Quand je suis arrivée dans l’église, un peu en avance, elle était plongée dans la pénombre. Le sacristain absent, le couple chargé de le remplacer stressé car la porte de la sacristie ne répondait à aucune clé du trousseau, les cloches qui n’avaient pas sonné, l’autel qui n’était pas prêt… Tension, à quelques instants du début de la messe, et le curé qui arrive toujours un peu à la dernière minute. Je ne sais même pas pourquoi je me sentais si confiante après une longue journée de travail et tout ce stress ambiant. Il n’était tout simplement pas possible qu’on ne célèbre pas ce soir la messe en l’honneur de saint Joseph. J’ai dit : “Peut-être que le verrou est inversé?” Et la porte de la sacristie s’est ouverte tout de suite, comme par miracle…
Par contre, personne n’a trouvé les bons interrupteurs pour allumer la lumière. Le curé, qui n’est pas dans la paroisse depuis longtemps, non plus. Alors, on a célébré dans la pénombre du soleil couchant, et cela lui seyait bien, à saint Joseph, que nous chantions, à la seule lueur du chœur “N’aie pas peur, laisse-toi regarder par le Christ”. Se laisser regarder par l’unique lumière de cet enfant qui allait naître au cœur de la nuit la plus noire, se laisser enseigner sur cette naissance divine dans un songe nocturne précédé d’un sombre doute sur la fiancée si belle…
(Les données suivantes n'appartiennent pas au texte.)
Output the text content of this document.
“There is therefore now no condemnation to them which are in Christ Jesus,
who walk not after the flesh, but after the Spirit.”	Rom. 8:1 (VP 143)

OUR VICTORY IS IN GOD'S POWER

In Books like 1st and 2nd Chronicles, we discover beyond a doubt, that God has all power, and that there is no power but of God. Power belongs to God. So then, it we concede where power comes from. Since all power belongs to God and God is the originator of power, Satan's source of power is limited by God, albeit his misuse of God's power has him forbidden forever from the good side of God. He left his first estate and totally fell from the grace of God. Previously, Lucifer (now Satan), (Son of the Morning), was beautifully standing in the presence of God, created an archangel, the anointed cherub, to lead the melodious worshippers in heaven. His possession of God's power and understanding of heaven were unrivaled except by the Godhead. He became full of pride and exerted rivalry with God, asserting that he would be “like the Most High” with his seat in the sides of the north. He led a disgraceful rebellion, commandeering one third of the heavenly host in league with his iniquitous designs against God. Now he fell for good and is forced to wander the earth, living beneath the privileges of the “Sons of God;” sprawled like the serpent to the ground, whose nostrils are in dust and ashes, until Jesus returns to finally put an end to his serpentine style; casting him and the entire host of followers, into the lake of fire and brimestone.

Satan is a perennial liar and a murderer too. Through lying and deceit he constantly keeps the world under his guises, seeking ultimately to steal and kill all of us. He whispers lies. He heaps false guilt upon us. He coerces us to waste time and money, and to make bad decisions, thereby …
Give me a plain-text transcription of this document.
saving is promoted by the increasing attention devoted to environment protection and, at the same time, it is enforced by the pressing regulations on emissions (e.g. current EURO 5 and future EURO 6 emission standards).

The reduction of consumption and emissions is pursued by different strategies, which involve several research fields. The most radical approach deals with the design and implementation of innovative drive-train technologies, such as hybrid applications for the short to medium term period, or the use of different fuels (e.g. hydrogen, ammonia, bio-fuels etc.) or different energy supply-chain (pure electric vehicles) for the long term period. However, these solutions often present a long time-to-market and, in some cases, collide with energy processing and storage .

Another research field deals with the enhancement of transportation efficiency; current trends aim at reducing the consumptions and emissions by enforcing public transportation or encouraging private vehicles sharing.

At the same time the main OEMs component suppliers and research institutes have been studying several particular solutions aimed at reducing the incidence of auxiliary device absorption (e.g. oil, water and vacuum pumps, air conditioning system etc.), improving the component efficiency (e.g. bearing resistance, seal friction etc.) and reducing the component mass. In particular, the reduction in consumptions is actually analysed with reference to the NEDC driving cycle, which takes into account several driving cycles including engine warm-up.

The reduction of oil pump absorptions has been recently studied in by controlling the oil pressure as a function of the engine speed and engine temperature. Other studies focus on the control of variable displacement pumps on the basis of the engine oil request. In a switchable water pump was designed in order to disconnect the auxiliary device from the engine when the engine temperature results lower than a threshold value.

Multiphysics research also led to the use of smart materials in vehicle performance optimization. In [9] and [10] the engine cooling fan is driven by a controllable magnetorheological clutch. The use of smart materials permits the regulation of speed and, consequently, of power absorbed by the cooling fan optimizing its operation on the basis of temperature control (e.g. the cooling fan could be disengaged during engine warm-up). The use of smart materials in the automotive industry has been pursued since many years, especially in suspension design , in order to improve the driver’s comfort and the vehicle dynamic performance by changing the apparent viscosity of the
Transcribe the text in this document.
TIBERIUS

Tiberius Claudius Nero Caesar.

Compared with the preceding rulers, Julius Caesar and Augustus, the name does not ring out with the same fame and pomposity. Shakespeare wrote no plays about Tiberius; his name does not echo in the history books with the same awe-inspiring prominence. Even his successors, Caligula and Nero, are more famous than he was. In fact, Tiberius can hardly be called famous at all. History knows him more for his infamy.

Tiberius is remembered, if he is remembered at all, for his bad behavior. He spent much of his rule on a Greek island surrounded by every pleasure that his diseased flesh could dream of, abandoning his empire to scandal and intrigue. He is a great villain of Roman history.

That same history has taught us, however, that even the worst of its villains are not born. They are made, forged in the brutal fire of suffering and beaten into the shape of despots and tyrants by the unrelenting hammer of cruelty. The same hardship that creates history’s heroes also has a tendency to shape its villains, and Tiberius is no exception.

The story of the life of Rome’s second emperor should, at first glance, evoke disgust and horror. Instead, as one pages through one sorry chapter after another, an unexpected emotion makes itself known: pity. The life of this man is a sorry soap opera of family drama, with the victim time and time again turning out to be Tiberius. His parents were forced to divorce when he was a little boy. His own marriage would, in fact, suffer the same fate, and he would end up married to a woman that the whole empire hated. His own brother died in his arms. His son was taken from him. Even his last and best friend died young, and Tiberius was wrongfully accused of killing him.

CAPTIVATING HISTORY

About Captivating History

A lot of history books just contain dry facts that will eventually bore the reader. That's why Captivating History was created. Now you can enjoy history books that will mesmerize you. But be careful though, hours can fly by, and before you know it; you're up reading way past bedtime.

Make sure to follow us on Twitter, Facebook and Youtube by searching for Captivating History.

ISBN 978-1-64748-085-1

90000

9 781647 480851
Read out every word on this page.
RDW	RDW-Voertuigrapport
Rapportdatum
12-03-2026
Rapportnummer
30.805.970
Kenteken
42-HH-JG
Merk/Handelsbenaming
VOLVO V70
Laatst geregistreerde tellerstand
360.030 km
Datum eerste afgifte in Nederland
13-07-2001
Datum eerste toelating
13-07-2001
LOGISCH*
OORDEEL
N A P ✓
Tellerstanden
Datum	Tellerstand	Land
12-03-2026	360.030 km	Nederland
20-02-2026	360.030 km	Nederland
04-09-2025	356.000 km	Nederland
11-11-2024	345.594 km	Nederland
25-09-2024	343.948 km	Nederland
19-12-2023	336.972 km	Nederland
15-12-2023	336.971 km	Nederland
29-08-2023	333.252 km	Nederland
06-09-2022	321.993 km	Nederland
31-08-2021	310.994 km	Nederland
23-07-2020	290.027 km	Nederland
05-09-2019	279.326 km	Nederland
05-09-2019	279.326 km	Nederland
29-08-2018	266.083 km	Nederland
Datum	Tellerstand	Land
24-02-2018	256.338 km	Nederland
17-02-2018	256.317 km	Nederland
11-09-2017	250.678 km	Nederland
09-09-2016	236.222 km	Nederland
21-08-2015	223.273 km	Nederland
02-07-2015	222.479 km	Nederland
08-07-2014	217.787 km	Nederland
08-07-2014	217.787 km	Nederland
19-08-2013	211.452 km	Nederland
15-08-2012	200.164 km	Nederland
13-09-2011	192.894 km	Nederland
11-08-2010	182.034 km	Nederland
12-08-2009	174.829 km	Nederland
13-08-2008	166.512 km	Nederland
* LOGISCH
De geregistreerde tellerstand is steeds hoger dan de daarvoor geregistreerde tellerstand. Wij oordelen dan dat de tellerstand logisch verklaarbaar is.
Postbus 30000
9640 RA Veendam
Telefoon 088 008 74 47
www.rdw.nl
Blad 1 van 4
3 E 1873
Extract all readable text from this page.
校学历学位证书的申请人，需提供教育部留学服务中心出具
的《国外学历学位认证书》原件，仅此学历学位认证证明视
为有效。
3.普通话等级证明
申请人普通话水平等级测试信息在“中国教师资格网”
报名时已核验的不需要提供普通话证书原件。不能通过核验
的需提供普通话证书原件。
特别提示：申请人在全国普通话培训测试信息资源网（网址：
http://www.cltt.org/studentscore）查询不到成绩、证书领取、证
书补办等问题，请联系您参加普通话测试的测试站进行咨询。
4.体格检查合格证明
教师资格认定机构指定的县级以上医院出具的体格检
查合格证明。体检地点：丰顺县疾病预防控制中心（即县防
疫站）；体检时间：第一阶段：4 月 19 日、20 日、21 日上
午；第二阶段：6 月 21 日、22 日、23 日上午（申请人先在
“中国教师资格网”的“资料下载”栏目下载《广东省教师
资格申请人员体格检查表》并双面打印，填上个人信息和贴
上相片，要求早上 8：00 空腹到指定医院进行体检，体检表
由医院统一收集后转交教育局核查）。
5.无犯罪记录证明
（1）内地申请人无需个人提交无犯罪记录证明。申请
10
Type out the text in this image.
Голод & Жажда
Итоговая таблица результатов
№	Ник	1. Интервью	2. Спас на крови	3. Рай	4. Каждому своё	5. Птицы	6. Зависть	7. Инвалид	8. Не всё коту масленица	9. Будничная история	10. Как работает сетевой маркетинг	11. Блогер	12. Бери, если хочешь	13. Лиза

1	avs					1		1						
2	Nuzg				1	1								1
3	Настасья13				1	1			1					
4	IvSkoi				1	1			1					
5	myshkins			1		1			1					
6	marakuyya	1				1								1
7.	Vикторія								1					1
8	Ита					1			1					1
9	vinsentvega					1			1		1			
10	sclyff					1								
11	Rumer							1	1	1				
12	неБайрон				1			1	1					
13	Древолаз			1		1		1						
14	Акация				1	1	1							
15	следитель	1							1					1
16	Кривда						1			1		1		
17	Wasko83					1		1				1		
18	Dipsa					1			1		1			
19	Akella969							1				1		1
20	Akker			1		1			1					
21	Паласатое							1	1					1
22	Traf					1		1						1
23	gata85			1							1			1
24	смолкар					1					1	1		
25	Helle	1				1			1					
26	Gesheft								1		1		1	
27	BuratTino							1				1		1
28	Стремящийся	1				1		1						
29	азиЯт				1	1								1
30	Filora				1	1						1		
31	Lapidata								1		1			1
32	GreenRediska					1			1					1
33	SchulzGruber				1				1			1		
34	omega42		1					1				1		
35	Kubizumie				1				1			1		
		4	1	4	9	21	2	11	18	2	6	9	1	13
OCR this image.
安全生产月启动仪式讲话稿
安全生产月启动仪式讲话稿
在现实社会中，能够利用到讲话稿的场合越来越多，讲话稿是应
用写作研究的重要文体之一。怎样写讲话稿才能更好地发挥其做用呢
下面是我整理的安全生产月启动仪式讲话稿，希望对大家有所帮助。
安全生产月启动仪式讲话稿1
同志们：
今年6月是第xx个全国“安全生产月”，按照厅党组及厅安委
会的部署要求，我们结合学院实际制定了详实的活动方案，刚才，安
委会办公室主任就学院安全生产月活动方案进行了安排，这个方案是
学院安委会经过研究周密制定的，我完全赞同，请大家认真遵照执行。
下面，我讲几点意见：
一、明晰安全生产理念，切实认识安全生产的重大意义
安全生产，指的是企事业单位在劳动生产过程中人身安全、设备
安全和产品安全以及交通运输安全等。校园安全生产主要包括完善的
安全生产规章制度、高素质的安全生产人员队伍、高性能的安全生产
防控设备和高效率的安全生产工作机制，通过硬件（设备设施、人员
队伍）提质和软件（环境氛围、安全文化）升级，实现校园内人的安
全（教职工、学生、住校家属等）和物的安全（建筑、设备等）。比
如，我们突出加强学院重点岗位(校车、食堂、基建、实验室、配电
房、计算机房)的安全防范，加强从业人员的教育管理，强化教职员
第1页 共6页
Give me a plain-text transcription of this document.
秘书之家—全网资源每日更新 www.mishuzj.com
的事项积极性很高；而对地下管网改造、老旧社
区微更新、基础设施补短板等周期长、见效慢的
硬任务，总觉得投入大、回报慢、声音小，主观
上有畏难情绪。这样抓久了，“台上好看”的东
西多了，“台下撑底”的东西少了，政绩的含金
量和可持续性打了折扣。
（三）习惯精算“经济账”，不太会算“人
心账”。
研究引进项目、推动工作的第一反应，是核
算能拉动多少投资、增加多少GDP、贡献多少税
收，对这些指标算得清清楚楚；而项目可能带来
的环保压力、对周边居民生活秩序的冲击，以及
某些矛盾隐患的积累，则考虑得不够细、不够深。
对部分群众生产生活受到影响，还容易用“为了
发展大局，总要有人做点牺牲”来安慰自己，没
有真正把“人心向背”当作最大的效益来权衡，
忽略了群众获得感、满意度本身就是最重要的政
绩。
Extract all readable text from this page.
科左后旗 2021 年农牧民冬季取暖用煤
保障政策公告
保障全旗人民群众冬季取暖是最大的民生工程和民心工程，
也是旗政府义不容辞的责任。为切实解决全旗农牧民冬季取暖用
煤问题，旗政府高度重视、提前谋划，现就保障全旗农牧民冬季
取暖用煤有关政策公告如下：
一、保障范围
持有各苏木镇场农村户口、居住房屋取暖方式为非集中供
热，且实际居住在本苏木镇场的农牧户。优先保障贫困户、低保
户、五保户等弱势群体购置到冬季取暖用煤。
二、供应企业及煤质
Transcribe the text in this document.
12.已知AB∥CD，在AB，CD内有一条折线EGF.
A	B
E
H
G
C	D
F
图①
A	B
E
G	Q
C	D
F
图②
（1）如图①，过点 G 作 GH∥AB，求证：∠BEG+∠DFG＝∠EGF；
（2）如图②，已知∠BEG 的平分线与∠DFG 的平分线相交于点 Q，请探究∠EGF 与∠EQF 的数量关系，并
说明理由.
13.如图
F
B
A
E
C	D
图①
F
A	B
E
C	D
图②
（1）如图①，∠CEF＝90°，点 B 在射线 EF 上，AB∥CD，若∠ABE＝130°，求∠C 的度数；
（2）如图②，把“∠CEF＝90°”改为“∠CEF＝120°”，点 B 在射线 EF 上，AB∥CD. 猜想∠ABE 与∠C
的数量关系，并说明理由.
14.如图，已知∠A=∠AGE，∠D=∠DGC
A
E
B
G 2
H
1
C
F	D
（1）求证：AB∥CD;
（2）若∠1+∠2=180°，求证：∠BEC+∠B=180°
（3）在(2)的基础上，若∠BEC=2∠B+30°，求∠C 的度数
Le prêtre a eu des paroles porteuses de sens sur saint Joseph, et nous étions bien, là, si peu nombreux mais recueillis, quand nous avons fait résonner encore l’Ave Maria de Lourdes pour clore cette célébration toute simple mais belle.
Et moi je songeais, en récitant le Credo de l’Eglise de mon baptême exposée à tant de bourrasques, que j’avais été assez naïve, mais que j’étais encore toujours là malgré tout. Naïve, quand j’ai cru, il y a longtemps déjà, que l’Eglise catholique me verrait comme une chance pour elle parce que je recevais tant de choses à lui dire de la part du Seigneur. Naïve, quand j’ai cru que mon mari persévèrerait dans une foi qu’il avait découverte à mon contact, et qu’il ne me répudierait pas. Naïve, quand je croyais que cette Eglise était avant tout passionnée par le Christ, et qu’elle reconnaîtrait dans mes propres combats ses accents à Lui, toujours pleins d’exigeante vérité. Naïve, quand je pensais, à chaque nouvel interlocuteur ecclésial, qu’il recevrait un signe, un songe, une incitation à avoir confiance en moi de la part du Père, comme celui-ci avait daigné le faire pour protéger son Fils.
Mais là, à l’ombre de saint Joseph, j’ai pensé aussi à mon papa qui a toujours tant fait pour moi, à son labeur de toute une vie pour nous nourrir malgré l’indigence de son salaire, à ce prénom si particulier qu’il porte, René, celui qui est né une seconde fois, et Joseph, comme son propre parrain… Et leur même métier du travail du bois…
Et je suis sortie heureuse et paisible de l’église, parce que celle avec un grand E, c’est une chose, mais la chaleur de ma paroisse, c’en est une autre.
Saint Joseph était un humble, de ceux qui comprennent entre les lignes et par-delà les apparences et les mots, et il convenait que je le fête, là, ce soir. Dans la pénombre.